Thursday, January 06, 2005

Maud Newton: Blog

I buy every issue of Open City. I can't say that about any other literary publication.

Like many of its contemporaries, Open City offers a mix of traditional and experimental offerings, but here the blend actually works, managing to be lively and harmonious at once.

When I pick up a literary magazine -- or any volume that collects short stories from different authors -- I flip around. I skim. If I find a story I like, I start over and slow down. Reading cover-to-cover doesn't tend to work for me. Many of the offerings are disappointing, and I end up doubting myself: maybe that Barthelme rip-off has some deeper significance; perhaps this story about a young woman's forced marriage would move me if I only read past the fifth page; it's possible that the culture does need twelve writers exactly like David Foster Wallace.

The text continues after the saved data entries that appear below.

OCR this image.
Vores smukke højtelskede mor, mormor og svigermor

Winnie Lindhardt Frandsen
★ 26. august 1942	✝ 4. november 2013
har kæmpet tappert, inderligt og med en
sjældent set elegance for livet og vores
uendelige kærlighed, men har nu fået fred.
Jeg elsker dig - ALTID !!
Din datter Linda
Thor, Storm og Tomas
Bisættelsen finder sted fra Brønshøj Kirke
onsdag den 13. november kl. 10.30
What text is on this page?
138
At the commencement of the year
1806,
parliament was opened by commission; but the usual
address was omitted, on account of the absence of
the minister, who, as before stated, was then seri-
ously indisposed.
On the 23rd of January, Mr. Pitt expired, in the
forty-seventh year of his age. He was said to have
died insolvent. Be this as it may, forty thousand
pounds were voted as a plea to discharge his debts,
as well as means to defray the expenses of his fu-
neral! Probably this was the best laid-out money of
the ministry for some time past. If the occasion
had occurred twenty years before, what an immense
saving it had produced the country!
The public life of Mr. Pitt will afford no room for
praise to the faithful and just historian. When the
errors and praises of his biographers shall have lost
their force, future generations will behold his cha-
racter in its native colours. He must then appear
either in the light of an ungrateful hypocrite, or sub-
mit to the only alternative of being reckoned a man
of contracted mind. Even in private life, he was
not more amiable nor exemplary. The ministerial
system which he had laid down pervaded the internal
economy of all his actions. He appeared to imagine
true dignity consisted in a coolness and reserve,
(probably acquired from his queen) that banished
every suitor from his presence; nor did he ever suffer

I read Open City randomly, too, but for me the final ratio of stories finished to stories skipped is much better than with many more popular magazines like, say, McSweeney's. And some of the stories stay with me. I've read Greg Ames' 'Physical Discipline' and Cynthia Weiner's 'Amends' three or four times each since the 17th issue appeared in the summer of 2003.
I attribute much of Open City's appeal to the editors' willingness to feature new writers' stories alongside work from more established names. In an October, 2000, article for Slate, one of the editors, Thomas Beller, wrote about his frantic efforts to track down an unknown writer, Vestal McIntyre, when his short story, 'Octo,' was uncovered during a mass reading session after sitting in the slush pile for six months:

It was a 34-page story about a slightly disturbed 12-year-old and his pet octopus, Octo. By Page 18, I was moved and amazed by it and convinced it should end there and already formulating my case for cutting the second half of the story. Then I read the second half of the story. It had been a cold day in January, the sky white with clouds, and at dusk it had begun to snow. We raced out to my car and drove to the address on the cover letter. There was no phone number and he was not listed. He had submitted the thing six months earlier. For six months "Octo" had sat in our slush pile! I was terrified that he had sent it elsewhere. We pulled up to Rivington Street; he seemed to live in a huge school building that had been converted to apartments. We found his name, buzzed, and stood there while snow fell in fat dry flakes around us. It was very exciting. But no one was home. Then Vanessa Chase, who was part of the search posse, spotted the name of a college friend, who was home, so we first paid a brief visit to the friend who greeted us at the door with a look of confusion and slight embarrassment to have been dropped in on, and then we went to Vestal McIntyre's door and I shoved a note under it saying please call, we want to buy the story. His roommate called later that evening and said he would call from work, which turned out to be the graveyard shift at Florent, a restaurant that is open until 5. Sometimes it's a wild scene of club-goers and transvestites and outré tourists, but it was Sunday and snowing and when I burst into the place it was empty.

For the first of an ongoing series, Beller agreed to answer a few quick questions about the prospects for unpublished writers at Open City. (His co-editor, Joanna Yas, was traveling, but wrote in to say, in essence, "what he said.") Beller's answers confirm that the McIntyre story is an anomaly and that most slush pile submissions ultimately are rejected -- but also that a handful of unpublished writers who send in good work will receive an acceptance every year.

How do you guys approach slush pile submissions these days?

Fear, loathing, anticipation, curiosity. Think of a slot machine. Any given day you get a combination of those four options, sometimes all one flavor, sometimes a mix. And there is a broad mix of readers. Another slot machine whirring at the same time.


What's the average turnaround time for the manuscript of an unpublished, unagented author?